Faults them for indulging in “irregular and illegal” activities

The Madras High Court Bench here on Friday criticised anti-nuclear agitators at Idinthakarai and Kudankulam in Tirunelveli district for continuing their protests, which turned violent on September 10, regardless of the fact that the Supreme Court was seized of the matter following a judgement passed by the Principal Seat of the High Court on August 31 in favour of the nuclear power plant.

A Division Bench comprising Justice K. Suguna and Justice R. Mala expressed its displeasure over continuing protests while dismissing a couple of public interest litigation petitions filed by A. Marx, State convenor, People’s Union for Human Rights, and Human Rights Protection Centre, represented by its deputy secretary S. Vanchinathan, seeking a judicial enquiry into the September 10 violence.

Disagreeing with the submission made by counsel for one of the petitioners that only the people and not the courts could decide the merits and demerits of an issue such as establishment of a nuclear power plant, the judges said they were unable to accept such an argument that sought to justify “mob activities”, as it will lead to “disastrous results.”

Writing the judgement, Ms. Justice Suguna said: “We are in total disagreement with the answer given by the learned counsel for the petitioner. If such a stand is to be accepted, we are unable to understand why Courts are; and what is the purpose of courts passing orders. This stand of the learned counsel for the petitioner reveals whatever be the orders of the court, people can take the law in their own hands and achieve their goal by following any method.”

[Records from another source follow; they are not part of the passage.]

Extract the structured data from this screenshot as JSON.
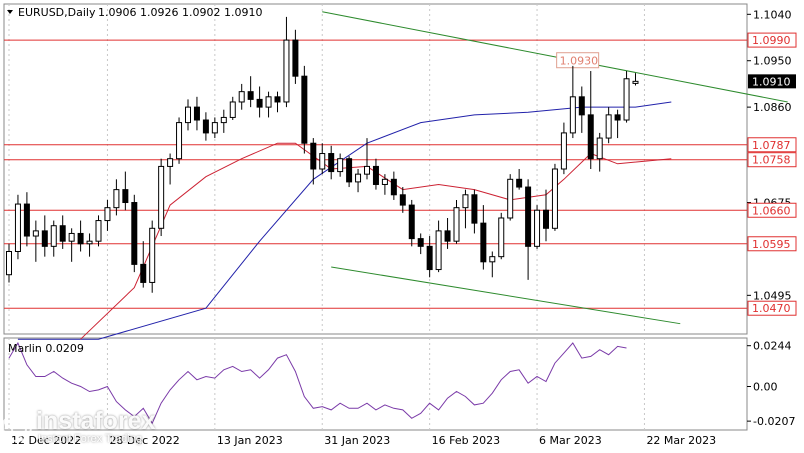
{
  "header": {
    "symbol_tf": "EURUSD,Daily",
    "ohlc": "1.0906 1.0926 1.0902 1.0910"
  },
  "indicator": {
    "title": "Marlin 0.0209"
  },
  "watermark": {
    "brand": "instaforex",
    "sub": "Instant Forex Trading"
  },
  "colors": {
    "bull": "#ffffff",
    "bear": "#000000",
    "wick": "#000000",
    "level": "#e03030",
    "trend": "#2e8b2e",
    "ma_slow": "#2222aa",
    "ma_fast": "#cc2233",
    "osc": "#7a3aa8",
    "grid": "#c8c8c8"
  },
  "chart_data": {
    "type": "candlestick",
    "title": "EURUSD,Daily 1.0906 1.0926 1.0902 1.0910",
    "ylim": [
      1.042,
      1.106
    ],
    "price_ticks": [
      "1.1040",
      "1.0950",
      "1.0860",
      "1.0675",
      "1.0495"
    ],
    "level_labels": [
      "1.0990",
      "1.0787",
      "1.0758",
      "1.0660",
      "1.0595",
      "1.0470"
    ],
    "levels": [
      1.099,
      1.0787,
      1.0758,
      1.066,
      1.0595,
      1.047
    ],
    "current_price": "1.0910",
    "annotation": "1.0930",
    "x_labels": [
      "12 Dec 2022",
      "28 Dec 2022",
      "13 Jan 2023",
      "31 Jan 2023",
      "16 Feb 2023",
      "6 Mar 2023",
      "22 Mar 2023"
    ],
    "x_label_index": [
      0,
      11,
      23,
      35,
      47,
      59,
      71
    ],
    "candles": [
      [
        1.0535,
        1.0595,
        1.052,
        1.058
      ],
      [
        1.058,
        1.069,
        1.0565,
        1.0672
      ],
      [
        1.0672,
        1.0695,
        1.059,
        1.061
      ],
      [
        1.061,
        1.064,
        1.056,
        1.062
      ],
      [
        1.062,
        1.065,
        1.057,
        1.059
      ],
      [
        1.059,
        1.064,
        1.057,
        1.063
      ],
      [
        1.063,
        1.065,
        1.0585,
        1.06
      ],
      [
        1.06,
        1.0625,
        1.056,
        1.0615
      ],
      [
        1.0615,
        1.064,
        1.058,
        1.0595
      ],
      [
        1.0595,
        1.0615,
        1.057,
        1.06
      ],
      [
        1.06,
        1.065,
        1.059,
        1.064
      ],
      [
        1.064,
        1.068,
        1.062,
        1.0665
      ],
      [
        1.0665,
        1.072,
        1.065,
        1.07
      ],
      [
        1.07,
        1.0735,
        1.066,
        1.0675
      ],
      [
        1.0675,
        1.069,
        1.054,
        1.0555
      ],
      [
        1.0555,
        1.06,
        1.051,
        1.052
      ],
      [
        1.052,
        1.064,
        1.05,
        1.0625
      ],
      [
        1.0625,
        1.076,
        1.061,
        1.0745
      ],
      [
        1.0745,
        1.077,
        1.071,
        1.076
      ],
      [
        1.076,
        1.084,
        1.075,
        1.083
      ],
      [
        1.083,
        1.0875,
        1.0815,
        1.086
      ],
      [
        1.086,
        1.088,
        1.0815,
        1.0835
      ],
      [
        1.0835,
        1.085,
        1.0795,
        1.081
      ],
      [
        1.081,
        1.084,
        1.08,
        1.083
      ],
      [
        1.083,
        1.0855,
        1.081,
        1.084
      ],
      [
        1.084,
        1.088,
        1.0835,
        1.087
      ],
      [
        1.087,
        1.0905,
        1.0855,
        1.089
      ],
      [
        1.089,
        1.092,
        1.086,
        1.0875
      ],
      [
        1.0875,
        1.09,
        1.084,
        1.086
      ],
      [
        1.086,
        1.089,
        1.084,
        1.088
      ],
      [
        1.088,
        1.089,
        1.085,
        1.087
      ],
      [
        1.087,
        1.1035,
        1.086,
        1.099
      ],
      [
        1.099,
        1.101,
        1.0905,
        1.092
      ],
      [
        1.092,
        1.094,
        1.077,
        1.079
      ],
      [
        1.079,
        1.08,
        1.071,
        1.074
      ],
      [
        1.074,
        1.079,
        1.073,
        1.077
      ],
      [
        1.077,
        1.0785,
        1.072,
        1.0735
      ],
      [
        1.0735,
        1.077,
        1.0725,
        1.076
      ],
      [
        1.076,
        1.0765,
        1.0705,
        1.0715
      ],
      [
        1.0715,
        1.074,
        1.0695,
        1.073
      ],
      [
        1.073,
        1.08,
        1.072,
        1.0745
      ],
      [
        1.0745,
        1.076,
        1.07,
        1.071
      ],
      [
        1.071,
        1.073,
        1.069,
        1.072
      ],
      [
        1.072,
        1.0735,
        1.068,
        1.069
      ],
      [
        1.069,
        1.0705,
        1.0655,
        1.067
      ],
      [
        1.067,
        1.068,
        1.059,
        1.0605
      ],
      [
        1.0605,
        1.0615,
        1.0575,
        1.059
      ],
      [
        1.059,
        1.061,
        1.053,
        1.0545
      ],
      [
        1.0545,
        1.064,
        1.054,
        1.062
      ],
      [
        1.062,
        1.0645,
        1.0585,
        1.06
      ],
      [
        1.06,
        1.068,
        1.0595,
        1.0665
      ],
      [
        1.0665,
        1.07,
        1.0625,
        1.069
      ],
      [
        1.069,
        1.07,
        1.0615,
        1.0635
      ],
      [
        1.0635,
        1.067,
        1.0545,
        1.056
      ],
      [
        1.056,
        1.058,
        1.053,
        1.057
      ],
      [
        1.057,
        1.0655,
        1.0565,
        1.0645
      ],
      [
        1.0645,
        1.073,
        1.064,
        1.072
      ],
      [
        1.072,
        1.074,
        1.07,
        1.0705
      ],
      [
        1.0705,
        1.072,
        1.0525,
        1.059
      ],
      [
        1.059,
        1.067,
        1.0585,
        1.066
      ],
      [
        1.066,
        1.07,
        1.06,
        1.0625
      ],
      [
        1.0625,
        1.075,
        1.062,
        1.074
      ],
      [
        1.074,
        1.083,
        1.073,
        1.081
      ],
      [
        1.081,
        1.094,
        1.08,
        1.088
      ],
      [
        1.088,
        1.09,
        1.081,
        1.0845
      ],
      [
        1.0845,
        1.093,
        1.074,
        1.076
      ],
      [
        1.076,
        1.081,
        1.0735,
        1.08
      ],
      [
        1.08,
        1.086,
        1.079,
        1.0845
      ],
      [
        1.0845,
        1.0855,
        1.08,
        1.0835
      ],
      [
        1.0835,
        1.093,
        1.083,
        1.0915
      ],
      [
        1.0906,
        1.0926,
        1.0902,
        1.091
      ]
    ],
    "ma_slow": [
      [
        1,
        1.041
      ],
      [
        10,
        1.041
      ],
      [
        22,
        1.047
      ],
      [
        28,
        1.06
      ],
      [
        34,
        1.072
      ],
      [
        40,
        1.079
      ],
      [
        46,
        1.083
      ],
      [
        52,
        1.0845
      ],
      [
        58,
        1.085
      ],
      [
        64,
        1.086
      ],
      [
        70,
        1.086
      ],
      [
        74,
        1.087
      ]
    ],
    "ma_fast": [
      [
        8,
        1.041
      ],
      [
        14,
        1.051
      ],
      [
        18,
        1.067
      ],
      [
        22,
        1.0725
      ],
      [
        26,
        1.076
      ],
      [
        30,
        1.079
      ],
      [
        32,
        1.079
      ],
      [
        36,
        1.074
      ],
      [
        40,
        1.0745
      ],
      [
        44,
        1.07
      ],
      [
        48,
        1.071
      ],
      [
        52,
        1.07
      ],
      [
        56,
        1.068
      ],
      [
        60,
        1.069
      ],
      [
        62,
        1.072
      ],
      [
        65,
        1.077
      ],
      [
        68,
        1.075
      ],
      [
        74,
        1.076
      ]
    ],
    "upper_channel": [
      [
        35,
        1.1045
      ],
      [
        87,
        1.087
      ]
    ],
    "lower_channel": [
      [
        36,
        1.055
      ],
      [
        75,
        1.044
      ]
    ],
    "annotation_index": 67,
    "oscillator": {
      "name": "Marlin",
      "value": 0.0209,
      "ylim": [
        -0.026,
        0.029
      ],
      "ticks": [
        "0.0244",
        "0.00",
        "-0.0207"
      ],
      "values": [
        0.017,
        0.026,
        0.013,
        0.006,
        0.006,
        0.009,
        0.005,
        0.002,
        0.0,
        -0.003,
        -0.002,
        0.0,
        -0.009,
        -0.014,
        -0.018,
        -0.013,
        -0.022,
        -0.01,
        -0.002,
        0.004,
        0.009,
        0.004,
        0.006,
        0.005,
        0.01,
        0.012,
        0.009,
        0.01,
        0.005,
        0.01,
        0.017,
        0.019,
        0.009,
        -0.006,
        -0.013,
        -0.012,
        -0.014,
        -0.01,
        -0.013,
        -0.013,
        -0.01,
        -0.014,
        -0.011,
        -0.013,
        -0.014,
        -0.019,
        -0.016,
        -0.01,
        -0.014,
        -0.007,
        -0.003,
        -0.006,
        -0.011,
        -0.01,
        -0.004,
        0.004,
        0.009,
        0.01,
        0.002,
        0.006,
        0.003,
        0.014,
        0.02,
        0.026,
        0.017,
        0.018,
        0.022,
        0.019,
        0.024,
        0.023
      ]
    }
  }
}
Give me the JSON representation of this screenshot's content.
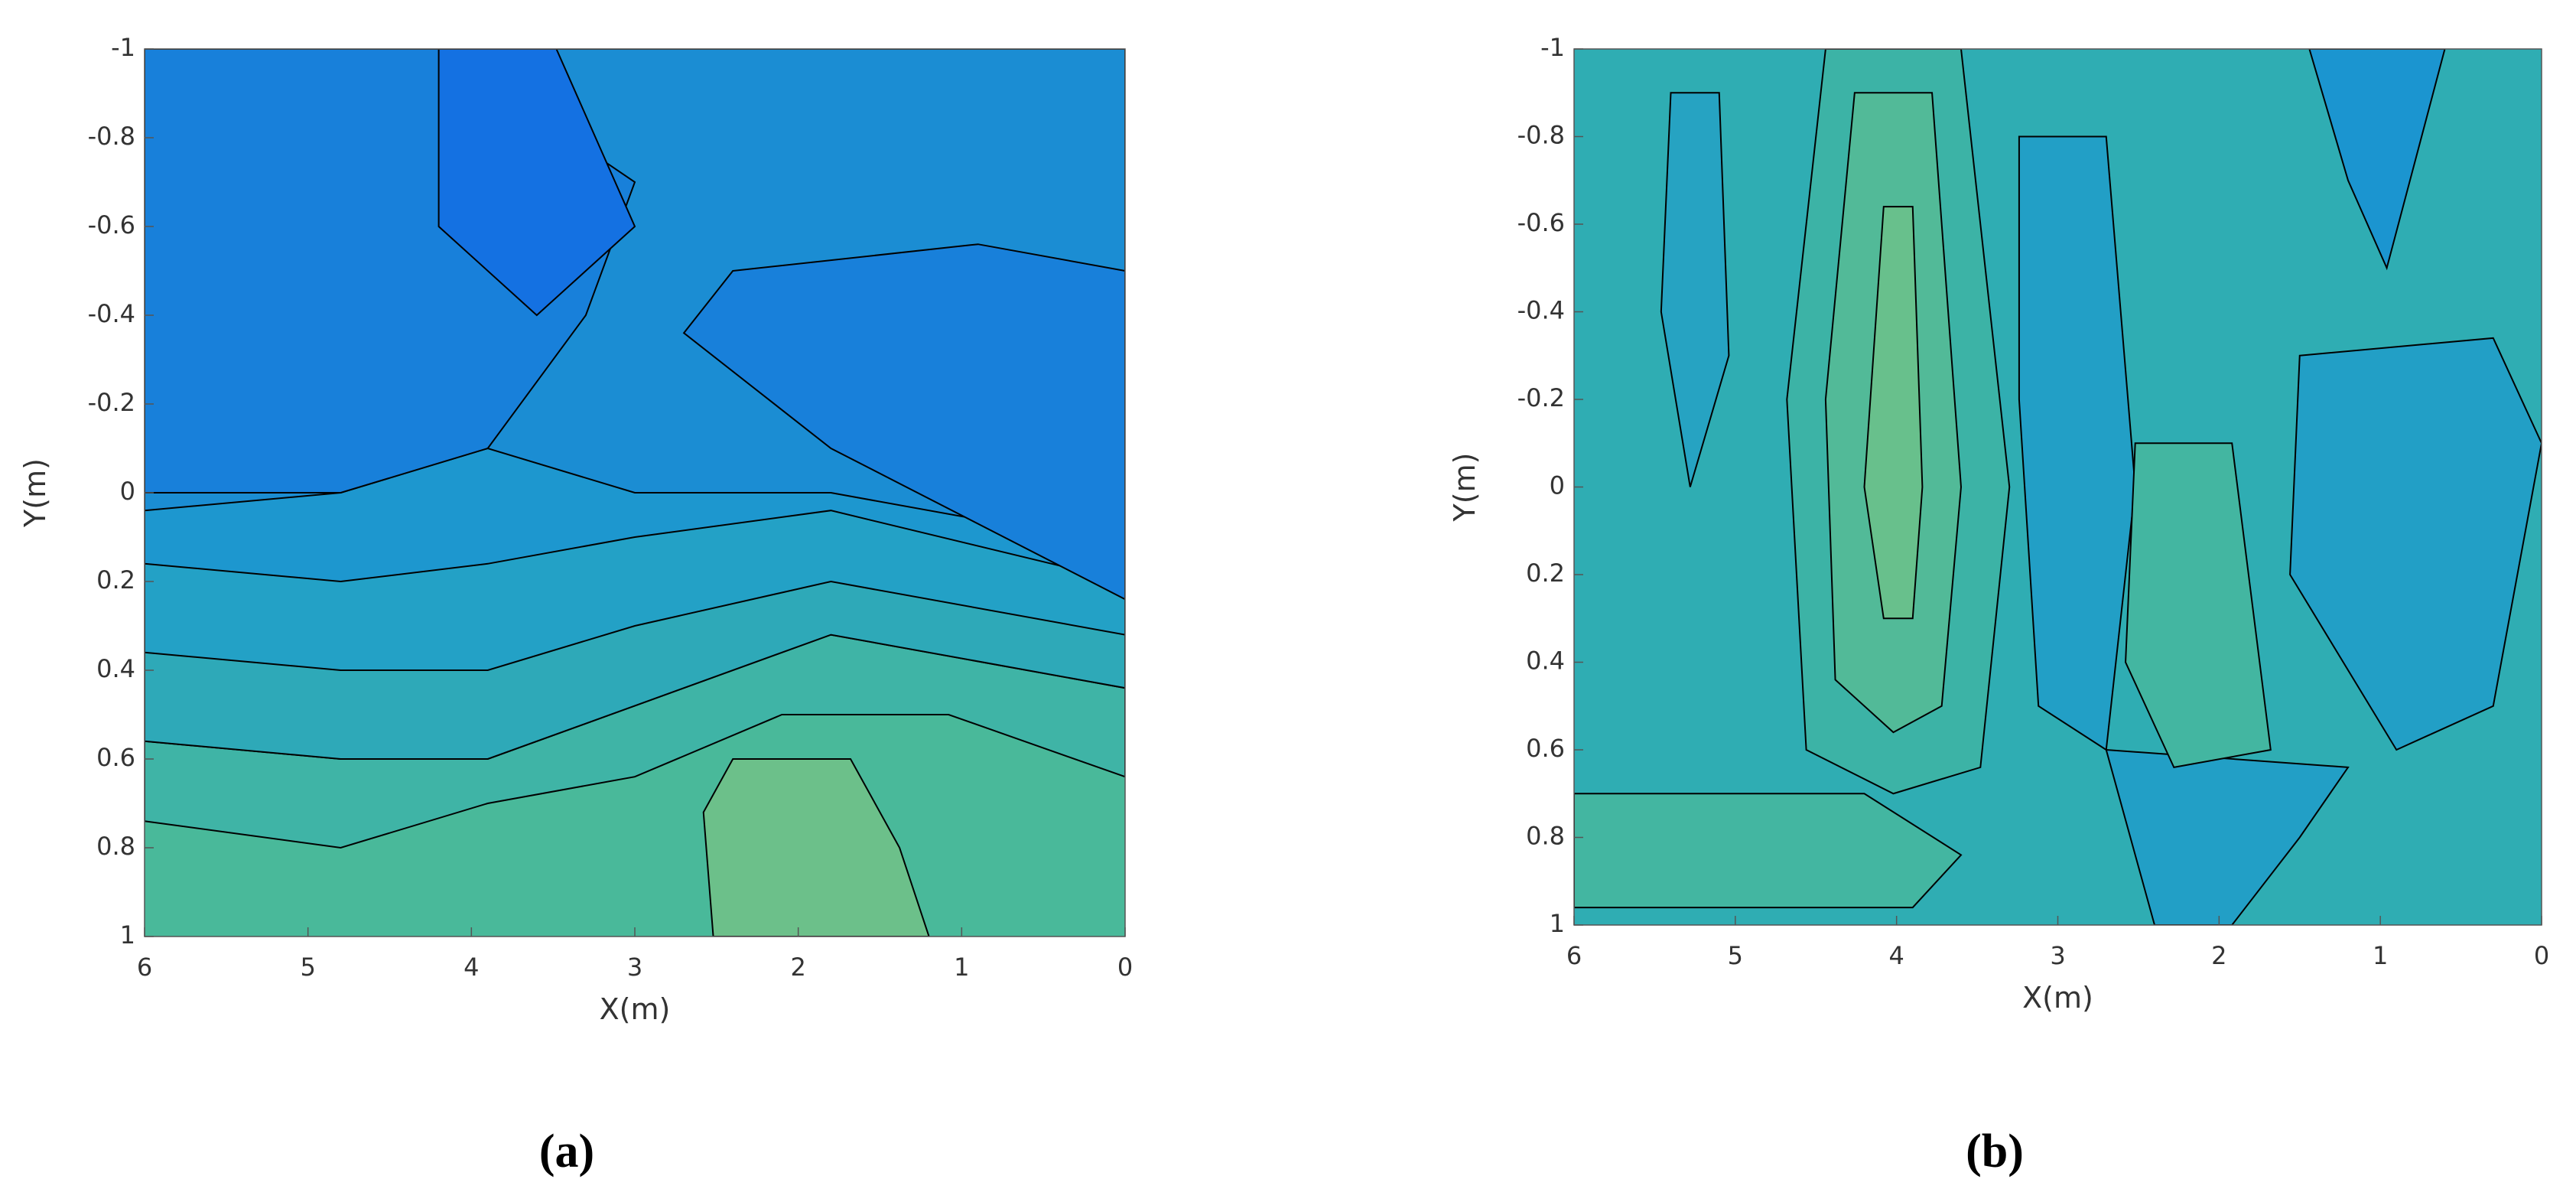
{
  "chart_data": [
    {
      "type": "contour",
      "caption": "(a)",
      "xlabel": "X(m)",
      "ylabel": "Y(m)",
      "xlim": [
        6,
        0
      ],
      "xticks": [
        6,
        5,
        4,
        3,
        2,
        1,
        0
      ],
      "ylim": [
        -1,
        1
      ],
      "yticks": [
        -1,
        -0.8,
        -0.6,
        -0.4,
        -0.2,
        0,
        0.2,
        0.4,
        0.6,
        0.8,
        1
      ]
    },
    {
      "type": "contour",
      "caption": "(b)",
      "xlabel": "X(m)",
      "ylabel": "Y(m)",
      "xlim": [
        6,
        0
      ],
      "xticks": [
        6,
        5,
        4,
        3,
        2,
        1,
        0
      ],
      "ylim": [
        -1,
        1
      ],
      "yticks": [
        -1,
        -0.8,
        -0.6,
        -0.4,
        -0.2,
        0,
        0.2,
        0.4,
        0.6,
        0.8,
        1
      ]
    }
  ]
}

Further, pointing out that the agitators had ignored prohibitory orders under Section 144 (1) of the Code of Criminal Procedure and marched towards the nuclear power plant on September 10 when it faced the threat of being damaged, the judges wondered: “If this is not said to be a criminal act, we are unable to understand what other act can be termed as criminal act.”

“The democratic form of government itself demands its citizens (have) an active and intelligent participation in the affairs of the State. The public discussion with people's participation is a basic feature and a rational process of democracy which distinguishes it from all other forms of government. However that does not mean, as done in the case in hand, people can take the issue in their own hands and they can deal (with) it as they feel like.”

“That would be destruction of the rule of law, which forms one of the essential elements of public interest in any democratic form of government.” They also said that the petitioners had not come out with details of the agitators who were injured during the violence. No reason was given for not lodging a complaint with any of the authorities in connection with the incident, though a majority of the population in the two villages was educated. On the other hand, the police had alleged that it was they who were attacked by the agitators on the day of violence.